Un mur de 2 km sépare 30 000 élèves

Une enquête menée dans les écoles dénonce les effets pervers de la communautarisation de l’enseignement à Bruxelles. Premières victimes : les enfants. Francophones et néerlandophones.

Bruxelles. Dans cette cour d’école, à l’heure de la récré, c’est une scène ordinaire : les élèves jouent ici au football, là à chat perché, là encore à la corde à sauter. On ne remarque presque pas cette longue grille qui divise la cour et sépare les écoliers francophones des élèves flamands. La directrice néerlandophone raconte très bien comment la  » frontière  » a longtemps enflammé les récréations.  » C’était vraiment hostile. On jetait des projectiles pendant les pauses. C’était la bataille des écoles, presque une guerre mondiale.  » Depuis, son prédécesseur a fait planter des sapins le long de la clôture. Aujourd’hui, les conifères ont bien grandi et la camouflent quasi totalement. Ce témoignage est issu d’une vidéo filmée dans plusieurs établissements bruxellois (1). Derrière la caméra : le Groupe du vendredi, un groupe de réflexion composé de jeunes de part et d’autre de la frontière linguistique, âgés de 25 à 35 ans, pluralistes politiquement.

A l’origine de cette enquête, il y a ce fichier qui recense toutes les coordonnées géographiques des institutions scolaires de la capitale sur lequel le think tank a mis la main et voulu porter sur la place publique. Après une analyse de géolocalisation, une liste de plus de nonante établissements (NDLR : la Région de Bruxelles-Capitale en compte 150) qui aujourd’hui ont des adresses différentes, mais qui, hier, constituaient une seule et même adresse, a été établie.  » Sur place, nous avons constaté que des murs, des grillages ou des lignes rouges coupaient physiquement les cours de récréation, les réfectoires et les couloirs, en une partie réservée à la section francophone et l’autre à la section néerlandophone « , commente Brieuc Van Damme, président du Groupe du vendredi et par ailleurs directeur de cabinet adjoint chez la ministre de la Santé Maggie De Block (Open VLD). Résultat : ces cloisons représentent, lorsqu’elles sont mises bout à bout, un mur invisible de près de deux kilomètres de long.

Ecoles scindées

A sa création, en 1957, tel lycée catholique était bilingue et ses locaux redistribués chaque année en fonction des besoins de chaque section linguistique. Dans les années 1960, lorsque les lois linguistiques viennent encadrer strictement la territorialité de chaque langue en Belgique, il devient impossible de maintenir un institut bilingue.

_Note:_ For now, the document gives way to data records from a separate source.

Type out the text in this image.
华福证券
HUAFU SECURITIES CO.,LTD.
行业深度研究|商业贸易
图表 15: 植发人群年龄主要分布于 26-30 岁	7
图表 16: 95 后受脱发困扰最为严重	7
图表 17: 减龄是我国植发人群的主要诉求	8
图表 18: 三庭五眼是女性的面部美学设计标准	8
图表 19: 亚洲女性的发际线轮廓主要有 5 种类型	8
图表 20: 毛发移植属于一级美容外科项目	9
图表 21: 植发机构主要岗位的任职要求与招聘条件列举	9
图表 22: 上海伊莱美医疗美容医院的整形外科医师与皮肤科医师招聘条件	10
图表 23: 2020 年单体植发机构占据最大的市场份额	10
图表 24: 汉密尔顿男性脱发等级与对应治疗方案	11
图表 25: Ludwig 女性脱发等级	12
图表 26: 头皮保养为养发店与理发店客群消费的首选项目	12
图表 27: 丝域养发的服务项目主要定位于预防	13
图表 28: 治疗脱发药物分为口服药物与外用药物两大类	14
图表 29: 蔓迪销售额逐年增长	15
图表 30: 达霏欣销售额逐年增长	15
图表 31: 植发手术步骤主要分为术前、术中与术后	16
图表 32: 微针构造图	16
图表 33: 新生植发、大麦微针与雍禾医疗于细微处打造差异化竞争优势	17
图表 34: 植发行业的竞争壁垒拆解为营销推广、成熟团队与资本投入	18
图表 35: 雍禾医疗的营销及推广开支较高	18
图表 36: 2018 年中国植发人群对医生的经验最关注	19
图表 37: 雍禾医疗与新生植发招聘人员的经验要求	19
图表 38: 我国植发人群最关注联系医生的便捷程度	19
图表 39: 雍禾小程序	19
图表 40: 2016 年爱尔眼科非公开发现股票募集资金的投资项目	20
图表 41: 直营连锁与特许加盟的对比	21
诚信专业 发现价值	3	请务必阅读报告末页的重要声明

Inéluctablement, l’école est scindée : répartition des locaux, création de deux directions distinctes… La communautarisation de l’enseignement, en 1989, atomise finalement le bilinguisme.

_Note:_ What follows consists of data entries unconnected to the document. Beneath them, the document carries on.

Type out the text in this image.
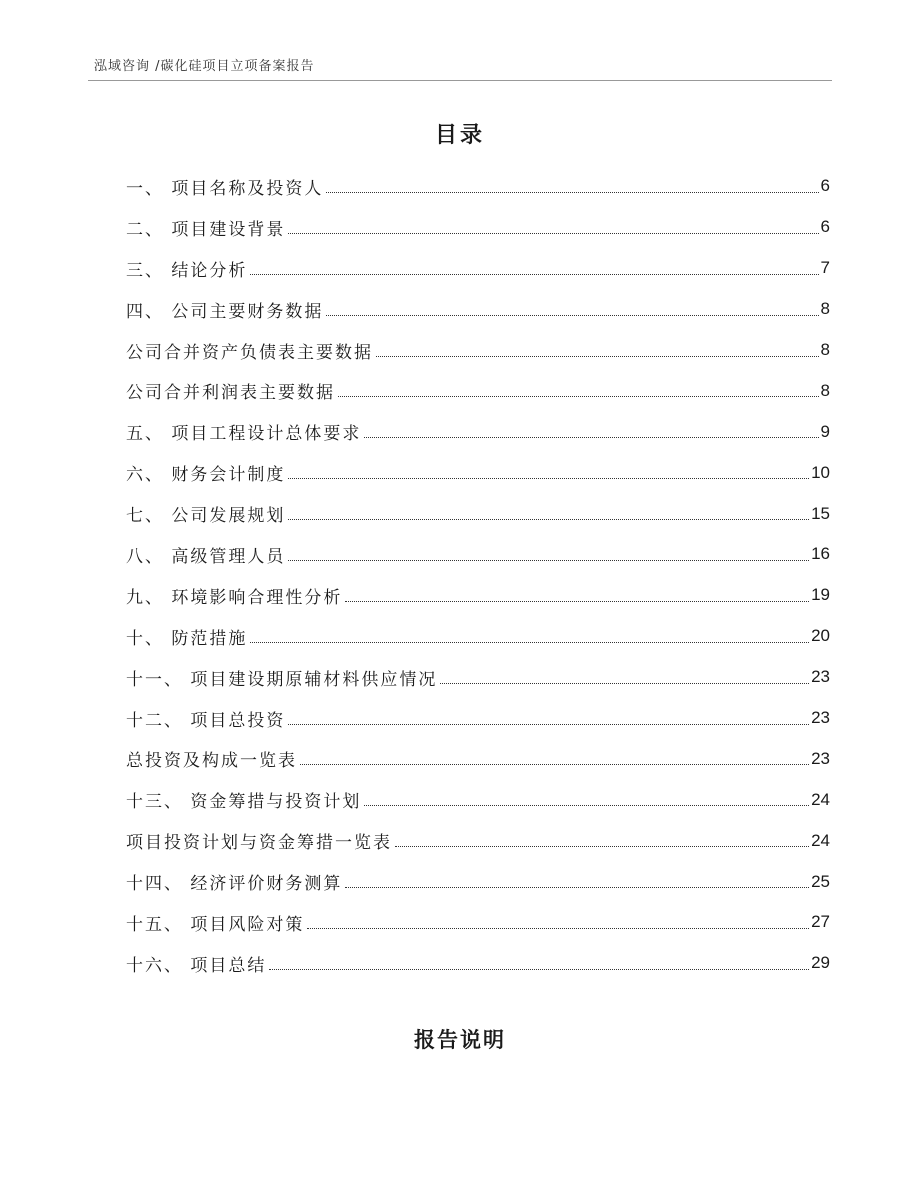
泓域咨询 /碳化硅项目立项备案报告
目录
一、 项目名称及投资人	6
二、 项目建设背景	6
三、 结论分析	7
四、 公司主要财务数据	8
公司合并资产负债表主要数据	8
公司合并利润表主要数据	8
五、 项目工程设计总体要求	9
六、 财务会计制度	10
七、 公司发展规划	15
八、 高级管理人员	16
九、 环境影响合理性分析	19
十、 防范措施	20
十一、 项目建设期原辅材料供应情况	23
十二、 项目总投资	23
总投资及构成一览表	23
十三、 资金筹措与投资计划	24
项目投资计划与资金筹措一览表	24
十四、 经济评价财务测算	25
十五、 项目风险对策	27
十六、 项目总结	29
报告说明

L’étude, même si elle n’est évidemment pas exhaustive, démontre comment la frontière est devenue un mur de non-communication. Elle pointe également le grand décalage entre les acteurs de l’éducation et la loi. Le terrain regorge d’exemples. Dans une école, ce sont les toilettes qui sont séparées pour ne pas compliquer la gestion du budget de nettoyage et d’entretien. Dans une autre, on a fixé des  » alternances horaires  » à la cantine et à la cour de récré, parce qu’une surveillance en duo se heurterait à des querelles administratives. Pas question d’organiser des fêtes en commun sous peine de voir le financement contesté.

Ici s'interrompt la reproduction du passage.